Martha Nussbaum is classica en filosofe. Zestudeerde aan de Universiteit van New York (1969) en Harvard (1975) en gaf college aan beide universiteiten. Van 1986 tot 1993 gaf zij als wetenschappelijk onderzoeker advies aan het Wereldinstituut voor Onderzoek en Ontwikkeling van de Economie in Helsinki, een onderdeel van de universiteit van de Verenigde Naties. Ze is als hoogleraar recht en ethiek verbonden aan de Universiteit van Chicago. Nussbaum werd vooral bekend door haar boek The Fragility of Goodnesss (De kwetsbaarheid van het goede, 1986), over moreel geluk en ethiek in de Griekse tragedie.

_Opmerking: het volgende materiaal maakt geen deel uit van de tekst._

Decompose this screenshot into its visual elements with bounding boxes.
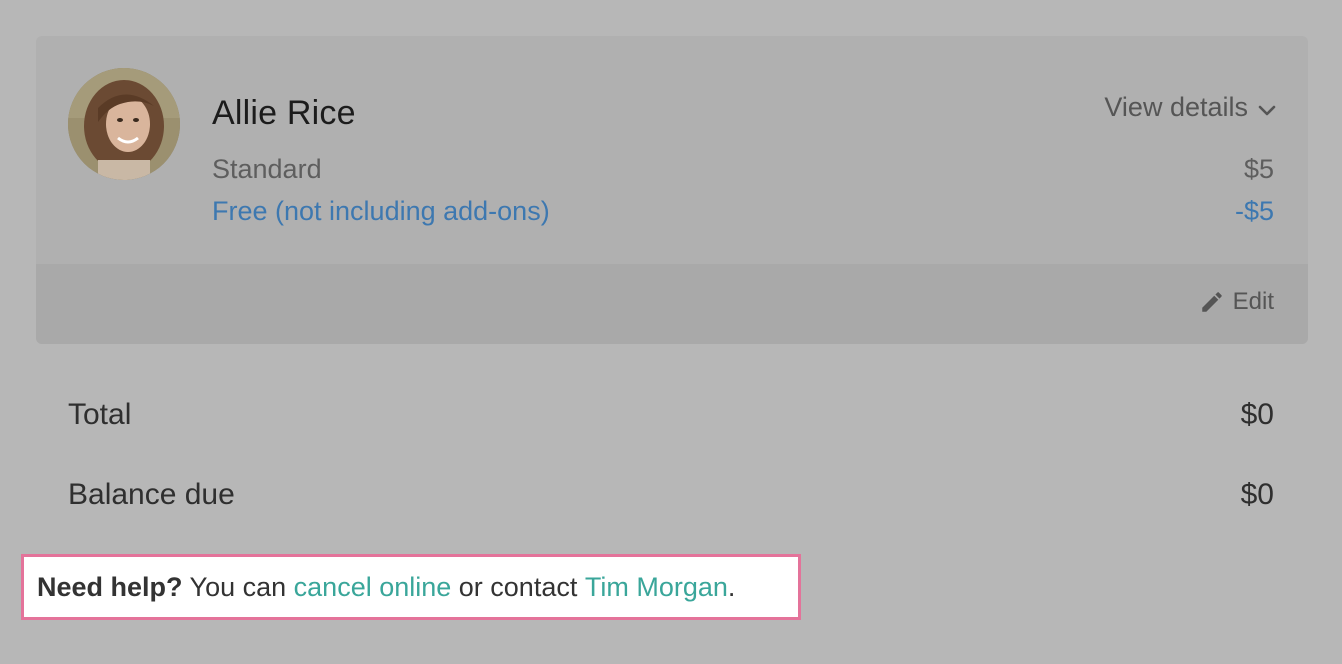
plan-price: $5 bbox=[1243, 154, 1274, 184]
avatar bbox=[68, 68, 180, 180]
balance-due-label: Balance due bbox=[68, 478, 235, 511]
edit-label: Edit bbox=[1232, 288, 1274, 315]
pencil-icon bbox=[1199, 289, 1225, 315]
subscription-card: Allie Rice View details Standard $5 Free… bbox=[36, 36, 1308, 344]
edit-button[interactable]: Edit bbox=[1199, 288, 1274, 316]
chevron-down-icon bbox=[1256, 97, 1278, 119]
plan-name: Standard bbox=[212, 154, 322, 184]
discount-price: -$5 bbox=[1234, 196, 1274, 226]
total-value: $0 bbox=[1240, 398, 1274, 431]
customer-name: Allie Rice bbox=[212, 94, 356, 132]
subscription-card-footer: Edit bbox=[36, 264, 1308, 344]
contact-link[interactable]: Tim Morgan bbox=[585, 572, 728, 603]
help-message: Need help? You can cancel online or cont… bbox=[21, 554, 801, 620]
total-label: Total bbox=[68, 398, 132, 431]
balance-due-value: $0 bbox=[1240, 478, 1274, 511]
help-text: You can bbox=[182, 571, 294, 602]
cancel-online-link[interactable]: cancel online bbox=[294, 572, 452, 603]
view-details-label: View details bbox=[1104, 92, 1248, 122]
help-text: or contact bbox=[451, 571, 585, 602]
view-details-button[interactable]: View details bbox=[1104, 92, 1278, 123]
help-heading: Need help? bbox=[37, 571, 183, 602]
help-text: . bbox=[727, 571, 736, 602]
subscription-card-body: Allie Rice View details Standard $5 Free… bbox=[36, 36, 1308, 264]
discount-label: Free (not including add-ons) bbox=[212, 196, 550, 226]
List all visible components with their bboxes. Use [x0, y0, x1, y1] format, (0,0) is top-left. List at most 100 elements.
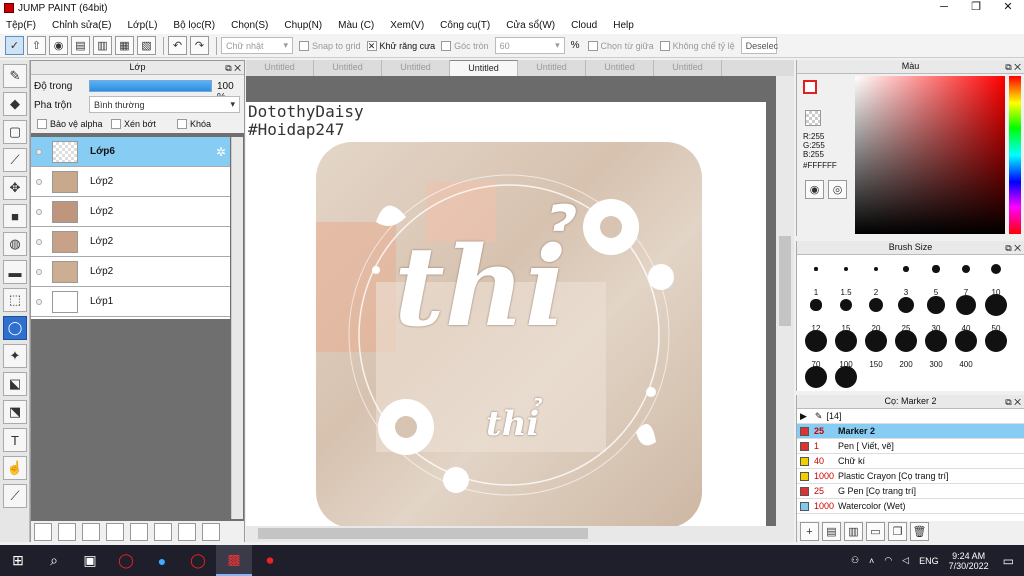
tab-untitled[interactable]: Untitled	[518, 60, 586, 76]
brush-size-cell[interactable]: 15	[831, 293, 861, 333]
brush-size-cell[interactable]: 1.5	[831, 257, 861, 297]
panel-close-icon[interactable]: ⧉ ✕	[1005, 61, 1021, 74]
brush-size-cell[interactable]: 30	[921, 293, 951, 333]
zalo-icon[interactable]: ●	[144, 545, 180, 576]
merge-down-icon[interactable]	[178, 523, 196, 541]
grid-icon[interactable]: ▦	[115, 36, 134, 55]
rectangle-tool-icon[interactable]: ▢	[3, 120, 27, 144]
wifi-icon[interactable]: ◠	[884, 555, 892, 566]
cloud-sync-icon[interactable]: ✓	[5, 36, 24, 55]
gradient-tool-icon[interactable]: ▬	[3, 260, 27, 284]
language-indicator[interactable]: ENG	[919, 556, 939, 566]
brush-size-cell[interactable]: 12	[801, 293, 831, 333]
brush-size-cell[interactable]	[831, 365, 861, 395]
record-icon[interactable]: ⏺	[252, 545, 288, 576]
brush-tool-icon[interactable]: ⟋	[3, 148, 27, 172]
select-pen-tool-icon[interactable]: ⬕	[3, 372, 27, 396]
protect-alpha-checkbox[interactable]: Bảo vệ alpha	[37, 119, 103, 129]
brush-size-cell[interactable]: 25	[891, 293, 921, 333]
operation-tool-icon[interactable]: ☝	[3, 456, 27, 480]
search-icon[interactable]: ⌕	[36, 545, 72, 576]
opera-gx-icon[interactable]: ◯	[180, 545, 216, 576]
visibility-icon[interactable]	[36, 238, 42, 245]
brush-size-cell[interactable]: 3	[891, 257, 921, 297]
expand-icon[interactable]: ▶	[800, 411, 807, 422]
pen-tool-icon[interactable]: ✎	[3, 64, 27, 88]
brush-size-cell[interactable]	[801, 365, 831, 395]
menu-layer[interactable]: Lớp(L)	[128, 20, 158, 31]
fixed-ratio-checkbox[interactable]: Không chế tỷ lệ	[659, 40, 735, 51]
close-button[interactable]: ✕	[992, 0, 1024, 16]
move-tool-icon[interactable]: ✥	[3, 176, 27, 200]
layer-row[interactable]: Lớp2	[31, 257, 230, 287]
round-value-input[interactable]: 60 ▾	[494, 37, 565, 54]
comment-icon[interactable]: ▤	[71, 36, 90, 55]
menu-select[interactable]: Chọn(S)	[231, 20, 268, 31]
folder-icon[interactable]: ▭	[866, 522, 885, 541]
menu-edit[interactable]: Chỉnh sửa(E)	[52, 20, 112, 31]
notification-icon[interactable]: ▭	[1003, 554, 1014, 568]
lasso-tool-icon[interactable]: ◯	[3, 316, 27, 340]
horizontal-scrollbar[interactable]	[246, 526, 794, 542]
new-8bit-layer-icon[interactable]	[58, 523, 76, 541]
foreground-color-swatch[interactable]	[803, 80, 817, 94]
layer-row[interactable]: Lớp2	[31, 197, 230, 227]
new-1bit-layer-icon[interactable]	[82, 523, 100, 541]
panel-close-icon[interactable]: ⧉ ✕	[1005, 396, 1021, 409]
canvas-page[interactable]: DotothyDaisy #Hoidap247 thỉ thỉ	[246, 102, 766, 542]
menu-color[interactable]: Màu (C)	[338, 20, 374, 31]
visibility-icon[interactable]	[36, 268, 42, 275]
tile-icon[interactable]: ▧	[137, 36, 156, 55]
brush-size-cell[interactable]: 1	[801, 257, 831, 297]
brush-list-item[interactable]: 1000 Plastic Crayon [Cọ trang trí]	[797, 469, 1024, 484]
brush-list-item[interactable]: 25 Marker 2	[797, 424, 1024, 439]
round-corner-checkbox[interactable]: Góc tròn	[441, 40, 489, 51]
brush-group-row[interactable]: ▶ ✎ [14]	[797, 409, 1024, 424]
trash-icon[interactable]: 🗑	[910, 522, 929, 541]
brush-size-cell[interactable]: 40	[951, 293, 981, 333]
tab-untitled[interactable]: Untitled	[314, 60, 382, 76]
menu-capture[interactable]: Chụp(N)	[284, 20, 322, 31]
fill-rect-tool-icon[interactable]: ■	[3, 204, 27, 228]
select-eraser-tool-icon[interactable]: ⬔	[3, 400, 27, 424]
opacity-slider[interactable]	[89, 80, 212, 92]
jump-paint-taskbar-icon[interactable]: ▩	[216, 545, 252, 576]
brush-size-cell[interactable]: 200	[891, 329, 921, 369]
panel-close-icon[interactable]: ⧉ ✕	[1005, 242, 1021, 255]
select-from-center-checkbox[interactable]: Chọn từ giữa	[587, 40, 654, 51]
transparent-color-swatch[interactable]	[805, 110, 821, 126]
menu-help[interactable]: Help	[613, 20, 634, 31]
shape-select[interactable]: Chữ nhật ▾	[221, 37, 293, 54]
brush-size-cell[interactable]	[981, 329, 1011, 359]
redo-icon[interactable]: ↷	[190, 36, 209, 55]
opera-icon[interactable]: ◯	[108, 545, 144, 576]
brush-size-cell[interactable]: 400	[951, 329, 981, 369]
brush-size-cell[interactable]: 70	[801, 329, 831, 369]
export-icon[interactable]: ⇧	[27, 36, 46, 55]
tab-untitled[interactable]: Untitled	[654, 60, 722, 76]
folder-icon[interactable]	[130, 523, 148, 541]
blend-mode-select[interactable]: Bình thường ▾	[89, 96, 240, 113]
menu-filter[interactable]: Bộ lọc(R)	[173, 20, 215, 31]
clip-checkbox[interactable]: Xén bớt	[111, 119, 156, 129]
tab-untitled[interactable]: Untitled	[382, 60, 450, 76]
people-icon[interactable]: ⚇	[851, 555, 859, 566]
menu-view[interactable]: Xem(V)	[390, 20, 424, 31]
visibility-icon[interactable]	[36, 208, 42, 215]
chevron-up-icon[interactable]: ˄	[869, 556, 874, 566]
visibility-icon[interactable]	[36, 178, 42, 185]
maximize-button[interactable]: ❐	[960, 0, 992, 16]
canvas-area[interactable]: DotothyDaisy #Hoidap247 thỉ thỉ	[246, 76, 794, 542]
layer-row[interactable]: Lớp6 ✲	[31, 137, 230, 167]
brush-size-cell[interactable]: 20	[861, 293, 891, 333]
clock[interactable]: 9:24 AM 7/30/2022	[949, 551, 989, 571]
brush-size-cell[interactable]: 5	[921, 257, 951, 297]
layer-row[interactable]: Lớp2	[31, 167, 230, 197]
gear-icon[interactable]: ✲	[216, 145, 226, 159]
page-icon[interactable]: ▥	[93, 36, 112, 55]
brush-size-cell[interactable]: 300	[921, 329, 951, 369]
marquee-tool-icon[interactable]: ⬚	[3, 288, 27, 312]
brush-list-item[interactable]: 40 Chữ kí	[797, 454, 1024, 469]
eraser-tool-icon[interactable]: ◆	[3, 92, 27, 116]
brush-list-item[interactable]: 1000 Watercolor (Wet)	[797, 499, 1024, 514]
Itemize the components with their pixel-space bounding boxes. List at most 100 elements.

Andere boeken zijn o.a. Love's Knowledge (Wat liefde weet, 1990), Sex and Social Justice (1998), Upheavals of Thought: The Intelligence of Emotions (Oplevingen in het denken, 2001), Hiding from Humanity: Disgust, Shame, and the Law (2004), Frontiers of Justice: Disability, Nationality, Species Membership (Grensgebieden van het recht, 2006) en Liberty of Conscience: In Defense of America's Tradition of Religious Equality (2008). In Nederland werd Nussbaum ook bekend door haar optreden in de documentaire Van de schoonheid en de troost (zie link voor video) van Wim Kayzer.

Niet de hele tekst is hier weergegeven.